A couple months later, we have made some progress, and the end vision is slightly different:
- We (or at least I) have come to realize that local (docker) setup is very important piece of this puzzle, and is missing from original diagram. Ian has been working hard on transitioning the whole pipeline to be using the same docker containers, so this is at least in progress. From our call yesterday it sounds like that is its own domain with many features still to be made to make it fast and predictable
- Dev3 has a PR up which will reduce its dependence on the CDN, making it more predictable and less error prone. This is a work in progress, so the completion of the PR does not necessarily mean the process will be complete.
- Test3 is up which has been a huge help already, for a) quickly verifying breaking changes in dev against what was working before. and b) as a backup remote backend when dev3 goes down. Also, the product / qa team has already stated testing against my proposed requirements ruberic to give some idea of stoplight-status as project progresses. Next steps here are to push to test regularly, record a smoke test and image number, and promote passing images to demo
- Demo is up and looks fairly recent, and is pre populated with data. I think this is a great improvement over last few months, when it was stale since about March.

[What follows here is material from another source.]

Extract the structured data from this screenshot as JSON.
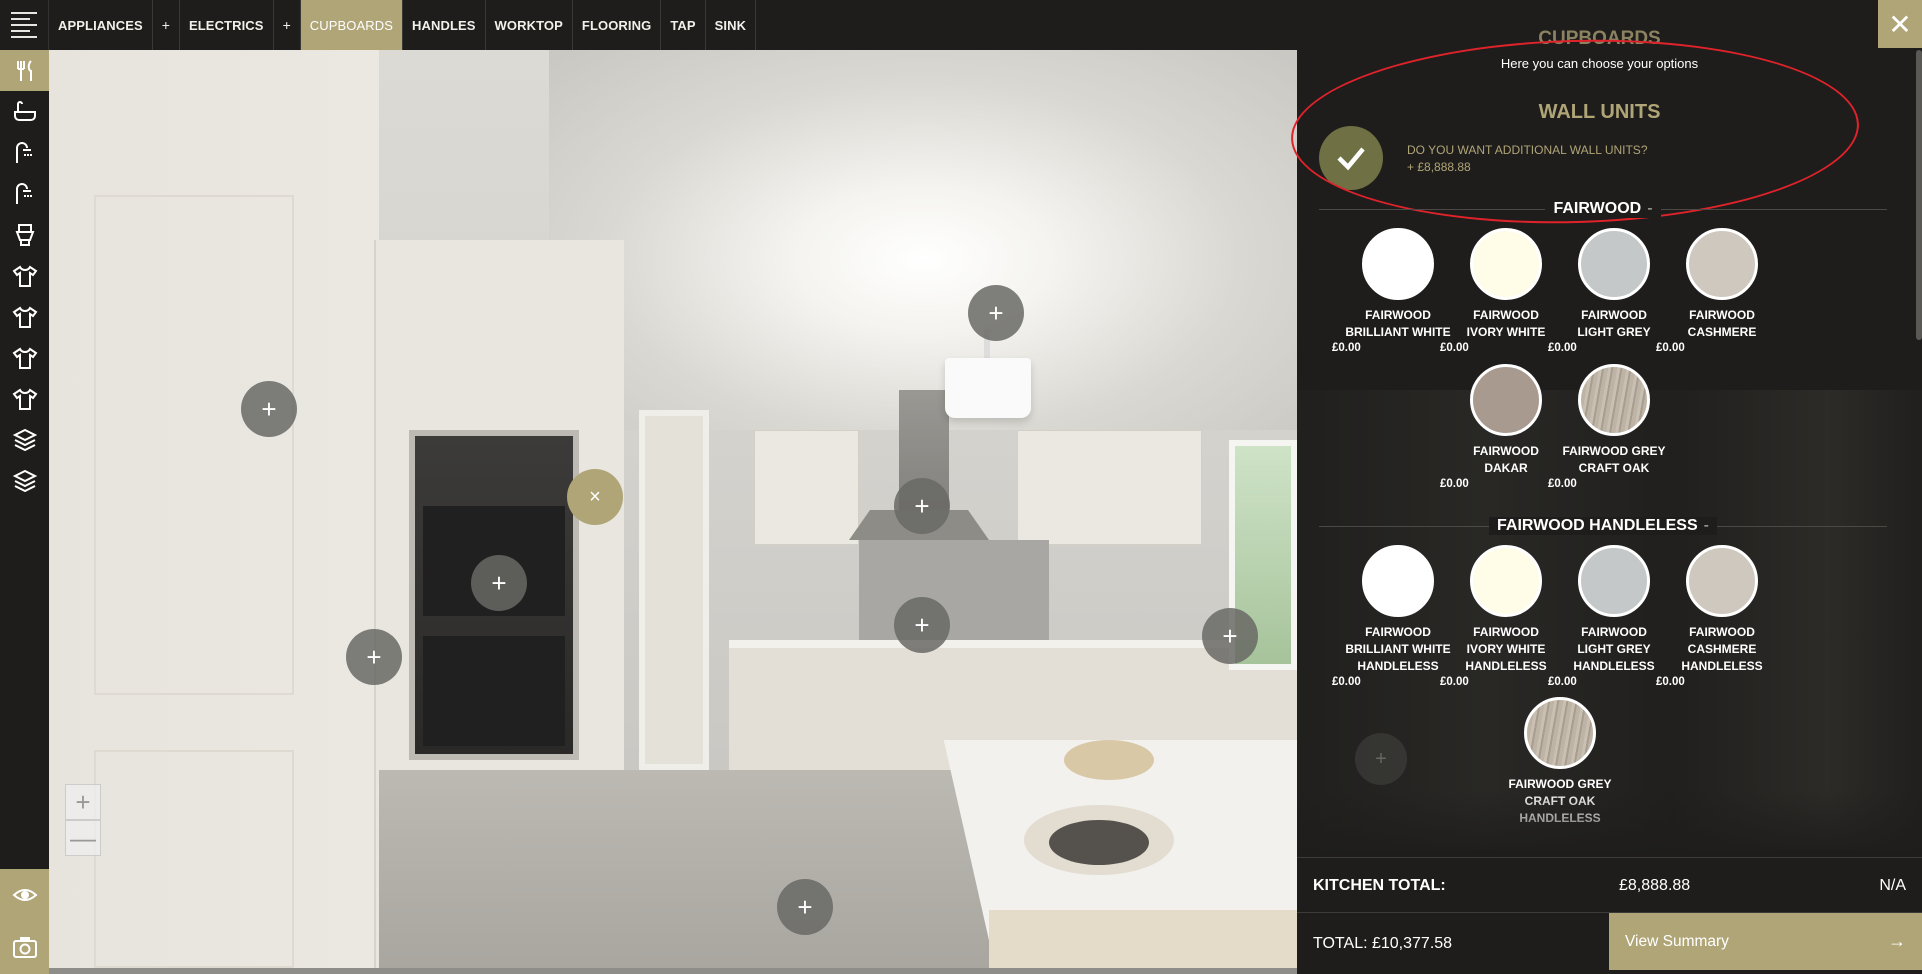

It seems like we are starting to have the infrastructure pieces in place and now the goal is to fine-tune the process so that we are shipping constantly. In order to do that the next steps are
- Dial in the local docker setup so that FE devs are never blocked and have consistent build environments with no external dependencies to run as sandboxes. This will help isolate network and package load issues, and allow more disruptive test configurations (making many changes to the database).
- Focus on integration testing both with the QA test-3refapp and by bringing cypress ci tests to github actions once we merge monorepos. A good example of we have tests but they don’t catch the right thing yet, the patient-registration app has broken several times in the last few months even when all CI tests are green. Adding a combination of the two testing methods above will allow us to catch better bugs so that registration doesn’t keep breaking, which will ultimately allow us to develop faster
- Test regularly on test3, record the results, and then promote successful candidates to demo. Using the process will help us get better at it, and hopefully brings much needed transparency as to the state of O3
Maybe I put this into a nice bullet point list, but there is a ton of work to do here, both for setting up the infrastructure and for the ongoing maintenance once it is running. DevOps affects many many stakeholders who all are requiring that CI pipeline have high availability, or else unfortunately can be totally blocked costing teams hundreds of engineer-hours. It is critical we have a dedicated resource here.